Friday, May 4, 2012

An Analysis of THE BLOOMSDAY DEAD by Adrian McKinty

Roger Moore, in his autobiography, says that he always thought that the James Bond character should be perpetually glib.  Moore disagreed with many of the more serious lines he was scripted to say.

There's a scene in the film, Thunderball, then played by Sean Connery, where Bond perceives that he is about to be shot while on the dance floor.  He quickly whirls his dance partner around so that she takes the bullet.  Then he manhandles her body to the side and drops it back into a chair at a table where others are sitting.  He looks over at them, smiles reassuringly, and says, "Do you mind if my friend sits this one out?  She's just dead."


If you don't see the humor there, you can stop reading this review.  The outlandish unlikelihood of this actually happening does not detract from the humor.  The scene aptly illustrates what the James Bond movies were about--at their best.  Death was all around and a constant object of Bond wisecracks, and the movies turn to gimmicky crap whenever they take life or death too seriously.

Which brings me to Adrian McKinty's protagonist, Michael Forsythe, in The Bloomsday Dead, who should be seen in the same spirit.  Forsythe is an existentialist with a strong survival instinct and a dark sense of humor.  The wry humor in his nonchalant observations endears him to the reader despite the outlandish Bond-like slapstick in the plot.


This is the third and final novel of the author's Dead series, which began with Dead I Well May Be and continued with The Dead YardThe Bloomsday Dead takes its name, epigraph,  time-frame, and chapter titles from James Joyce's works, including Ulysses--which of course takes many of its own plot lines and symbolism from Homer's The Odyssey.

McKinty's novel opens with references to Ulysses and naturally closes with them.  In between are a number of allusions often in a humorous context.  On a plane he finds them showing the Coen Brothers' own tribute to Ulysses/Odysseus, O Brother, Where Art Thou? 
The Sirens in O Brother Where Art Thou?

Forsythe is well-read, and his musings often involve the classics, such as in this paragraph:

"The Atlantic, heaving silent and black five miles below us, and I dreamed of it, of words and things, of whale boats, barnacles, eye-patched Irish men, Leopold Bloom in and out of Dublin pubs, Starbuck and Scotchy and Siobban, all of them missing, and Ishmael's rescuer, the devious Rachel, seeking out her lost children, but only finding another orphan."
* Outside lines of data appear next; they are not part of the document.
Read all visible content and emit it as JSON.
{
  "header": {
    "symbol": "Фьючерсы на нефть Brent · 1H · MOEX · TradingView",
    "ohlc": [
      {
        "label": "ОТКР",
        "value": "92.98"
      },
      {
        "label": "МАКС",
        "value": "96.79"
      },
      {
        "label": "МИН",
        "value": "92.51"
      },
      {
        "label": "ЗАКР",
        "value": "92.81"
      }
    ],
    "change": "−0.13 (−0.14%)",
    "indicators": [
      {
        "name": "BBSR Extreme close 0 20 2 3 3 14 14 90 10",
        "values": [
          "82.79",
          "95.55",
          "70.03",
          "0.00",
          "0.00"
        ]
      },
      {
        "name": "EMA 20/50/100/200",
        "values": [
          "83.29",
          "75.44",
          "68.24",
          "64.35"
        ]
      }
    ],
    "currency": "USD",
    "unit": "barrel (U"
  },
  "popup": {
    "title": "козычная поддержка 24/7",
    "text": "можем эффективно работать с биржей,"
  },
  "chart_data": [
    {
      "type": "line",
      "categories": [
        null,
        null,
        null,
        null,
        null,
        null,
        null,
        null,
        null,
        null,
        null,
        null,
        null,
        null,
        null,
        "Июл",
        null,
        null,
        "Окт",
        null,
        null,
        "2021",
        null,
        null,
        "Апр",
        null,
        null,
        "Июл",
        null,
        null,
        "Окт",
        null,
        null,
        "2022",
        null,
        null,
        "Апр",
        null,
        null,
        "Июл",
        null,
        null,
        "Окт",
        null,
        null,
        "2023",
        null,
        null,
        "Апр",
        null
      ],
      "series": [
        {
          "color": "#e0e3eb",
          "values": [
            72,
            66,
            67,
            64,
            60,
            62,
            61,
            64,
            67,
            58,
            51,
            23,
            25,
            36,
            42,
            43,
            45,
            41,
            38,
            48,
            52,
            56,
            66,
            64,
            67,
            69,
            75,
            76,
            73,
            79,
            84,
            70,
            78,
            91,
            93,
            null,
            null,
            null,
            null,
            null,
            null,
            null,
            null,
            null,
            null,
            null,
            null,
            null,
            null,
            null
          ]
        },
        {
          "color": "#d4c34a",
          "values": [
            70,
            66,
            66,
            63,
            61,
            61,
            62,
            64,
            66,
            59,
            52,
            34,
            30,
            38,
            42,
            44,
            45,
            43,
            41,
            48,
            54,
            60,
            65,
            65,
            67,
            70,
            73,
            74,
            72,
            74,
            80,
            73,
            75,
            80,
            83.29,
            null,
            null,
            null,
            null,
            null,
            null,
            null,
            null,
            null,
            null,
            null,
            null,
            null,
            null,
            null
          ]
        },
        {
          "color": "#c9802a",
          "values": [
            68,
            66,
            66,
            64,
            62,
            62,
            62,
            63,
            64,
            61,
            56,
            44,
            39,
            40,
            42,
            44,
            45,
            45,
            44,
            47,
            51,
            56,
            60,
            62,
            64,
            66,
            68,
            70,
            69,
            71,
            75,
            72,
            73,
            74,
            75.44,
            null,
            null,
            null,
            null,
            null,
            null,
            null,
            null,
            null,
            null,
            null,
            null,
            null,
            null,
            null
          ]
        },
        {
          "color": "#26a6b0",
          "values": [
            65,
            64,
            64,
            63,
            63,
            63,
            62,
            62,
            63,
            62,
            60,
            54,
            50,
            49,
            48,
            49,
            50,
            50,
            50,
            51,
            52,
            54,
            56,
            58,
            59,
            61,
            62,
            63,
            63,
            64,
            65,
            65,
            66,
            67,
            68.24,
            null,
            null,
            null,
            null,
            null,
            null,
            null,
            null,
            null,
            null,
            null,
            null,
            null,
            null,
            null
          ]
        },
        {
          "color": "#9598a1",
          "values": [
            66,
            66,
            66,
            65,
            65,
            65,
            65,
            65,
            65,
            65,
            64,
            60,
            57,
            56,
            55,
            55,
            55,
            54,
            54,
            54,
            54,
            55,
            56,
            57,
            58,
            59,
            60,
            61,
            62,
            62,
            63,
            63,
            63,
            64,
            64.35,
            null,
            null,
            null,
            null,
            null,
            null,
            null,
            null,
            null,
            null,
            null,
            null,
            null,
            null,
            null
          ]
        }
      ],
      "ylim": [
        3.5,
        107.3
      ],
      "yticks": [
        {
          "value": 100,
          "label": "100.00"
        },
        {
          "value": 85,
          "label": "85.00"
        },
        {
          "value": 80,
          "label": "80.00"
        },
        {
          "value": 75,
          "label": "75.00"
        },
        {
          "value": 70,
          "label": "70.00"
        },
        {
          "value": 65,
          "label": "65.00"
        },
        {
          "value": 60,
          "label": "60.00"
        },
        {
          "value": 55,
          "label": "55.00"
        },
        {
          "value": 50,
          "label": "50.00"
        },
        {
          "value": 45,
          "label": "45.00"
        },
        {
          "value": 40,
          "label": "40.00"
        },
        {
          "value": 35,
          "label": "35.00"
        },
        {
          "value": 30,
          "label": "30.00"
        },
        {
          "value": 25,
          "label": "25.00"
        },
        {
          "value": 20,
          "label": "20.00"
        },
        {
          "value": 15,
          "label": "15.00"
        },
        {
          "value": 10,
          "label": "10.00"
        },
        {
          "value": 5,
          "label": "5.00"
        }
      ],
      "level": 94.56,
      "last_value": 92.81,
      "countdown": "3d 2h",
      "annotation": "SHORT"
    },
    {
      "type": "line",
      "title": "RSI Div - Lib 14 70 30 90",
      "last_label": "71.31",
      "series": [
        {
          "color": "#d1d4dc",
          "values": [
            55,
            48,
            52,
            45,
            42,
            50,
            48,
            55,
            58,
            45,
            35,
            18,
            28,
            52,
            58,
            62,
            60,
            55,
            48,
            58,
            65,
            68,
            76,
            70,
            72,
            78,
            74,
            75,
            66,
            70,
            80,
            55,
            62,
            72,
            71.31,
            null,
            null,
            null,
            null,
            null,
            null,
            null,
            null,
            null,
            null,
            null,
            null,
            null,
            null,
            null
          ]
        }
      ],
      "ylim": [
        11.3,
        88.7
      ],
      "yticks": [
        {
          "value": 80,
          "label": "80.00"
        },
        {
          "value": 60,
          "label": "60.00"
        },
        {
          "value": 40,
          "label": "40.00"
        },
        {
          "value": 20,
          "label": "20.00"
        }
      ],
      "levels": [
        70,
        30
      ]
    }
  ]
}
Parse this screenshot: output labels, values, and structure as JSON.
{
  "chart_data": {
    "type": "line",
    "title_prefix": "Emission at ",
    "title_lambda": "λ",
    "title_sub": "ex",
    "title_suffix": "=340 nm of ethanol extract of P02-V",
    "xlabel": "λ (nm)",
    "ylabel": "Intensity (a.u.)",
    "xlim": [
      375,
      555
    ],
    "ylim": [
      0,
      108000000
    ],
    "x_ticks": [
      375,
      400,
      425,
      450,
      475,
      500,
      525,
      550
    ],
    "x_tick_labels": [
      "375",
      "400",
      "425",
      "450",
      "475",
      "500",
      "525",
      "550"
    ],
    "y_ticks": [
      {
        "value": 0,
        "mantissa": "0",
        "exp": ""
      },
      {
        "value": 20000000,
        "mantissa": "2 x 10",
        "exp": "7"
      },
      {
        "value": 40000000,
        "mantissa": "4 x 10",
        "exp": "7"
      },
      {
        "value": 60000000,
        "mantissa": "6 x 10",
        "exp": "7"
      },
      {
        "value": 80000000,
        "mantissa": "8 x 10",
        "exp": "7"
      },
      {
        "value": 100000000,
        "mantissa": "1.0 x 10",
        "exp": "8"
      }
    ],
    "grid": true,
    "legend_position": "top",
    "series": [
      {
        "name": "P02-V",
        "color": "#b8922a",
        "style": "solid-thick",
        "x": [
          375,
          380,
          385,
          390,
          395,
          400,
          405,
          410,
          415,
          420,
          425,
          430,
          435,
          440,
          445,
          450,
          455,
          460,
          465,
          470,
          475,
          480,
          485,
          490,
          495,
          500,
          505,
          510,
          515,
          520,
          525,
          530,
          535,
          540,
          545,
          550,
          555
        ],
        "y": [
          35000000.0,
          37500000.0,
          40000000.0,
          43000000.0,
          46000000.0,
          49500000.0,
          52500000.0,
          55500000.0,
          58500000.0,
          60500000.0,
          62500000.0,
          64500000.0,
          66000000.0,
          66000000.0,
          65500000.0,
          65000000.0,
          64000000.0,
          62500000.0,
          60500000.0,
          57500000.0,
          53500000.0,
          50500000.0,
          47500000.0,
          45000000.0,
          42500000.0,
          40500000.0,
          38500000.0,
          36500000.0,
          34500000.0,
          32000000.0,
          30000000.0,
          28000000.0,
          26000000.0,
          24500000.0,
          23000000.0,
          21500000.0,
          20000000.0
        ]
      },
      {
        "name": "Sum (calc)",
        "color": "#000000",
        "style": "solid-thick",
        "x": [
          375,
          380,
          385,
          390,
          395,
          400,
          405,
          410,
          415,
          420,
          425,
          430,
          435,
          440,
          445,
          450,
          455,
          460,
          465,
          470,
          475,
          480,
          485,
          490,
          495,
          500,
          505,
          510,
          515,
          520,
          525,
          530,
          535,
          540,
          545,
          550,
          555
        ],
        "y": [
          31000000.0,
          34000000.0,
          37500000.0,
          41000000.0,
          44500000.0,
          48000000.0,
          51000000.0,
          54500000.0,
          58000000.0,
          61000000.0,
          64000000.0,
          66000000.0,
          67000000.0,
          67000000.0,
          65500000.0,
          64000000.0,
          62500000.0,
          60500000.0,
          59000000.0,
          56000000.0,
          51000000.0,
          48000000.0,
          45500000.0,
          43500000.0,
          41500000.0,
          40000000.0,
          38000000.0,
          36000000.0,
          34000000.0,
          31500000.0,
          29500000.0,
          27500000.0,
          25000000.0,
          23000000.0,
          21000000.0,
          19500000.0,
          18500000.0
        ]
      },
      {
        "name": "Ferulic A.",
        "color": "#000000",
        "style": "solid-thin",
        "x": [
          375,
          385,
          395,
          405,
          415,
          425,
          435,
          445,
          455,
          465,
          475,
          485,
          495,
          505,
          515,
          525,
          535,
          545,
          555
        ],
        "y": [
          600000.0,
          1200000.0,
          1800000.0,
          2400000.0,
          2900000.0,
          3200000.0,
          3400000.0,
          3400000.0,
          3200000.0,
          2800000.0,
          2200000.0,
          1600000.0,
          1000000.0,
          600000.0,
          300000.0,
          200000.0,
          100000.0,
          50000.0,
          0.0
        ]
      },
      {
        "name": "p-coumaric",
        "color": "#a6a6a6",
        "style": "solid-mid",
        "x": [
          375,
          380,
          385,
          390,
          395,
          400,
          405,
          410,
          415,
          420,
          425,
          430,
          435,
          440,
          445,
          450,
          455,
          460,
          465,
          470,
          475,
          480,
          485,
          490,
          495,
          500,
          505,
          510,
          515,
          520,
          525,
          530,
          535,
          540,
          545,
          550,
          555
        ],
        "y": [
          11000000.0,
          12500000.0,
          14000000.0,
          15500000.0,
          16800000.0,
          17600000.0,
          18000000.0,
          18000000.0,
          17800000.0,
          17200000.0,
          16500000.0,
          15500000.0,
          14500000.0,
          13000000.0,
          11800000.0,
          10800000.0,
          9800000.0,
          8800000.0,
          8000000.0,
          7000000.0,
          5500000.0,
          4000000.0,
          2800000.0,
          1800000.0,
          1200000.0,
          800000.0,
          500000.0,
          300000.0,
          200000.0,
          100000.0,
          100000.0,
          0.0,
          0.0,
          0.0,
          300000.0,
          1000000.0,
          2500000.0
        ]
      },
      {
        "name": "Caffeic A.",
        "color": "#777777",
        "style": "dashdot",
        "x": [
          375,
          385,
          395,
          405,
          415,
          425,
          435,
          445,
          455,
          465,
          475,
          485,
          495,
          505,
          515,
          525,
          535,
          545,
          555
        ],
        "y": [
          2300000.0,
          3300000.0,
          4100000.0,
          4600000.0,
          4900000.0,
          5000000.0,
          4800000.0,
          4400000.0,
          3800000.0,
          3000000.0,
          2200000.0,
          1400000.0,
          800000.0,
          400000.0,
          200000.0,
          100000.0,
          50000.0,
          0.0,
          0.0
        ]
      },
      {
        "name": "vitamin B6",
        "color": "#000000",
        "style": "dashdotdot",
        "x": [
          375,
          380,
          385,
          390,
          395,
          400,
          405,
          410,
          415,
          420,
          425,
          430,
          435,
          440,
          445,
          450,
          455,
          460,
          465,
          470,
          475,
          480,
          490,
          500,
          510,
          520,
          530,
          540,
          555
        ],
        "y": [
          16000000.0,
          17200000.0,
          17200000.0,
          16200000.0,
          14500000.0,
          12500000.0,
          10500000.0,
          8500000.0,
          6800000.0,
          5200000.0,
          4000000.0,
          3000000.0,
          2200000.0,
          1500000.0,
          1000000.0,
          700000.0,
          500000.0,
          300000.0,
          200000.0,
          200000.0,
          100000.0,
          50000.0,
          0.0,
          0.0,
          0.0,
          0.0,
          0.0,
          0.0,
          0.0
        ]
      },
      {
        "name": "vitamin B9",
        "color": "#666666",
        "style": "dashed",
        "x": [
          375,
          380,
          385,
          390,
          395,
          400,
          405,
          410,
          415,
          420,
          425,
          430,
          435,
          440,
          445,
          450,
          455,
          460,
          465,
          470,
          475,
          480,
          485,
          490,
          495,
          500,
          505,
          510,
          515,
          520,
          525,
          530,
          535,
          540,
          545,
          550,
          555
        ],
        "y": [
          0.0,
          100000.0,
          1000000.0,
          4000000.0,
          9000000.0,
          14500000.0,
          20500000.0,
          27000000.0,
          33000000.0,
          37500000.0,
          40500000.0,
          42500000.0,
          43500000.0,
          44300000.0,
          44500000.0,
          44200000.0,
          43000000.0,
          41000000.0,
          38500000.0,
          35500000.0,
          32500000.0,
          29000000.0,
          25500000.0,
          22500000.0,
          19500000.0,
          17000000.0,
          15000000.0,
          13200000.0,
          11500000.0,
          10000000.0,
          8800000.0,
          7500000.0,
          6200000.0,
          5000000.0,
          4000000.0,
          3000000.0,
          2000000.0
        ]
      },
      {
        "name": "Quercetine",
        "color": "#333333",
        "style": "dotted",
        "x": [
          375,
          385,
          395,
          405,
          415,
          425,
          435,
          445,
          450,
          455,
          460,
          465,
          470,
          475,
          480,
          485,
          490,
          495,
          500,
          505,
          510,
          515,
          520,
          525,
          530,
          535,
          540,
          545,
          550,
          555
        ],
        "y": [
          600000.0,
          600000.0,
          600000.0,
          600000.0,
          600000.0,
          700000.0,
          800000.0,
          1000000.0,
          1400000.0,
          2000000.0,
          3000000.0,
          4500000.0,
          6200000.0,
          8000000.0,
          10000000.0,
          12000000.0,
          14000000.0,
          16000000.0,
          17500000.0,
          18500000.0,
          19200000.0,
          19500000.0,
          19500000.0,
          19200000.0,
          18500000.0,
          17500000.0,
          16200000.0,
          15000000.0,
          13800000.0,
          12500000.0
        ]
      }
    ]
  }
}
Of course that orphan was floating precariously atop a coffin, the knowledge of death deep in Moby Dick, as it should be.  McKinty has Forsythe on hand in Dublin for the 100th Anniversary of the original Bloomsday and he sees the parade of Joycean  characters.  But from there he travels to McKinty's own Northern Ireland:

"Sunshine in Dublin.  Rain in Belfast.  How could it be otherwise?  Each place within the city colorized by the greasy empire of Belfast rain.  Every timber, stone, neck, collar, bare head and arm.  The dull East Ulster rain that was born conjoined with oil and diesel fumes and tinged with salt and soot. . .That air redolent with violence and blood.  And everywhere the reminders of six years of sectarian cold war, thirty years of low-level civil war, eight hundred years of unceasing, boiling trouble and strife."

"They say the air over Jerusalem is thick with prayers, and Dublin might have its fair share of storytellers, but this is where the real bullshit artists live.  The air over this town is thick with lies."

The plot of the novel is driven by the love/hate relationship between Forsythe and Bridget Callaghan, who is described in mythic terms, for indeed at times she is the Eternal Feminine, an earth mother who is both creator and destroyer, and at other times she is more pointedly the mother country, an Ireland divided or united by strife or peace.


If you didn't see any deeper levels, this might seem a bit like that Brad Pitt/Angelina Jolie movie, Mr. and Mrs. Smith.  Any slapstick?  Yes.  Any outlandish melodramatics?  Yes.

But is this novel worth your time?


Definitely, yes.

1 comment:

  1. Thanks for the review, Rich, I really appreciate it. And yup you picked out my favourite paragraph too.

    The critics who didnt like the book (a minority I'm happy to say) didnt get the satirical intent behind it.